Through vast research and an epic intellectual effort, he demonstrated that things only acquire value as a result of the power of living human beings – labour. From this basis, he analysed the historic evolution of capital and how the growth of credit was central in capital’s need constantly to expand. Marx explained the fundamental contradiction between private ownership for profit and the vast, socialised nature of the productive forces as the source of capitalism’s inherent tendency to crises.

What the renewed interest in Marxist ideas proves without doubt is that the financial crisis and its effects have brought a widespread distrust combined with huge anger about the system and the governments like that of Brown. So, for the ruling classes the race is on to find pseudo-Marxists who can discredit any thoughts of a revolutionary transition to a different system.

Enter the media’s favourite “radicals”, longstanding not so ex-Stalinists Martin Jacques and Professor Eric Hobsbawm – who provided the ideological rationale for New Labour in the late1980s - closely followed by Frank Furedi, Mick Hume and Claire Fox, formerly leading lights in the dodgy Living Marxism magazine and now prominent within the so-called Institute of Ideas. Jacques, now visiting professor at Renmin University, Beijing, yearns for a return to Big Government (echoes of Stalin?) and social democracy while Fox looks forward to “a period of enforced austerity”.
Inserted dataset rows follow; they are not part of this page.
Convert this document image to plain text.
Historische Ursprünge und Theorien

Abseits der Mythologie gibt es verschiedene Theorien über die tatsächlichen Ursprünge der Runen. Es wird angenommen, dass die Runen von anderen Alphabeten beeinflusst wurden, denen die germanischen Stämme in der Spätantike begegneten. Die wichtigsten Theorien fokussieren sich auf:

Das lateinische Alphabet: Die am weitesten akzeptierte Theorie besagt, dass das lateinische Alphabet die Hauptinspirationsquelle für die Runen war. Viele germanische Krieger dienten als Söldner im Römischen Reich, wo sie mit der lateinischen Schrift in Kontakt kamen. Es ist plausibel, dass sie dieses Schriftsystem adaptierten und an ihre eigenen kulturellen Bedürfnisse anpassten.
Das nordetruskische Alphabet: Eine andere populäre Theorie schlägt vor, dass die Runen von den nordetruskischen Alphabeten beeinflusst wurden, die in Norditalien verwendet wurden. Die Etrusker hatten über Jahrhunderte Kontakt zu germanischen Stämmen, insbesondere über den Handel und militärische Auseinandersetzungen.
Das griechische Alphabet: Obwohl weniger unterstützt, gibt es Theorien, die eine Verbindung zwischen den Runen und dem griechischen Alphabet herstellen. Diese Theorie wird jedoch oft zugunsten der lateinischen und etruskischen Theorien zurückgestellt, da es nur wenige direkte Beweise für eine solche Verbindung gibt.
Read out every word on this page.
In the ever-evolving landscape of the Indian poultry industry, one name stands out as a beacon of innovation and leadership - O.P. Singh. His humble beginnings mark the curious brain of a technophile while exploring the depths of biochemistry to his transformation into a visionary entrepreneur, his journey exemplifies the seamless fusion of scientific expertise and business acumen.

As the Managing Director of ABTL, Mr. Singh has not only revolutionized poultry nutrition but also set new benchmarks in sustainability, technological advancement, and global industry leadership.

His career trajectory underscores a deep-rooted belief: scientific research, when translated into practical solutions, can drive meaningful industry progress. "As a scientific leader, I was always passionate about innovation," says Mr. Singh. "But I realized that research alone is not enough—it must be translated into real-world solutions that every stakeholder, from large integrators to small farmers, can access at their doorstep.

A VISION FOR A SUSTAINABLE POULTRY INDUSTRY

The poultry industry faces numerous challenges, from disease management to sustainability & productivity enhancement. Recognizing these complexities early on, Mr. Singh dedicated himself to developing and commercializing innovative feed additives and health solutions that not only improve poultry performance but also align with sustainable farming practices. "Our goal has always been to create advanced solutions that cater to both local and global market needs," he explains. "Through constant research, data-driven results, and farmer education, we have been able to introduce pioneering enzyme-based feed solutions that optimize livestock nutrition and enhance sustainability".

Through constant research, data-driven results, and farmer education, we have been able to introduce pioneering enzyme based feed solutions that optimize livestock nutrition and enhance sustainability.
Environment campaigner George Monbiot some time back outed the sinister way in which Fox and company have infiltrated the media and discussion circles. As Monbiot points out: “The LM network promote an extreme libertarian ideology - no restrictions on paedophilia, race hate etc. - and eulogise technologies like nuclear power, genetic engineering and human cloning.”

Clearly people like Fox have nothing to do with Marxist ideas and everything to do with promoting the interests of Big Oil, Big Pharma, and global agro-business. They are paraded in Murdoch’s newspapers (and on the BBC where Fox appears as an “expert” on the Moral Maze) to discredit Marxism and revolutionary ideas in general amongst students and young people looking for alternatives to the ideologies and stereotypes of the media and education system.